Chavez naik pitam. Ia menyebut agresi Israel itu sebagai sebuah “holokaus”. “Holokaus, itulah yang terjadi di Gaza sekarang,” kata Chavez melalui siaran Televisi. Kecaman Chavez itu muncul hanya sesaat setelah Israel memborbardir sebuah sekolah PBB di jalur Gaza dan menewaskan 40 orang Palestina.
Tak hanya ngamuk-ngamuk di media, Chavez kembali duta besar (Dubes) Israel dari negerinya. Ini kali kedua Chavez mengusir Dubes dari negerinya. Pertama kali tahun 2006, saat Israel menyerang Lebanon.
Kemudian, pada November 2012, Israel kembali menggempur Jalur Gaza. Chavez menyebut serangan israel itu sebagai tindakan ‘biadab’. “Agresi baru terhadap jalur Gaza kembali dimulai. Biadab. Biadab. Israel memborbardir jalur gaza lagi,” kata Chavez.
Menurut Chavez, serangan Israel itu dilakukan karena Presiden Palestina Mahmoud Abbas sedang memperjuangkan agar Palestina diterima sebagai anggota penuh PBB.

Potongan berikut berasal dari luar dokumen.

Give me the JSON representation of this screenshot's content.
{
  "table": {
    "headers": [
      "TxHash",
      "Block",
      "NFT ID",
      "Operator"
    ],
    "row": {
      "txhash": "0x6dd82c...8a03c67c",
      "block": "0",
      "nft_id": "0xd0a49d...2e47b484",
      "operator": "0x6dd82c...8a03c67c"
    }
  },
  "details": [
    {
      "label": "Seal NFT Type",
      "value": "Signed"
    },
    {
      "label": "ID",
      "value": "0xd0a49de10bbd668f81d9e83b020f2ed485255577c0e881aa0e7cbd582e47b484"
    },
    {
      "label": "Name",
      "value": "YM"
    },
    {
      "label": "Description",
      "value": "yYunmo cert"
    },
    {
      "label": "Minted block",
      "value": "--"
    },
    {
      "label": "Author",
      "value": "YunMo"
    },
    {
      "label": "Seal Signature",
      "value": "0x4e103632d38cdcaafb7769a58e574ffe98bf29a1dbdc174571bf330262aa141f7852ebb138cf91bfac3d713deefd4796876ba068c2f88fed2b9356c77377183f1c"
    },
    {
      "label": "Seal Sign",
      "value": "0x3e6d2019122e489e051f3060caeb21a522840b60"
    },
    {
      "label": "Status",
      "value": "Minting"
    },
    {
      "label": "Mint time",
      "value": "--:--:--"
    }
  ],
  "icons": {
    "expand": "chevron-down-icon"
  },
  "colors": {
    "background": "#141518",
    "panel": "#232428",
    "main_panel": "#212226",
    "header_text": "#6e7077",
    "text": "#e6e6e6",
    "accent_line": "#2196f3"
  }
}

Tindakan Chavez itu menuai pujian dari rakyat Palestina dan sekitarnya. Poster bergambar Chavez hadir di tengah-tengah aksi massa rakyat Palestina.
Di Ramallah dan Gaza, selain poster bergambar Yasser Arafat dan Che Guevara, poster Chavez juga mulai banyak menempel di tembok dan dinding toko.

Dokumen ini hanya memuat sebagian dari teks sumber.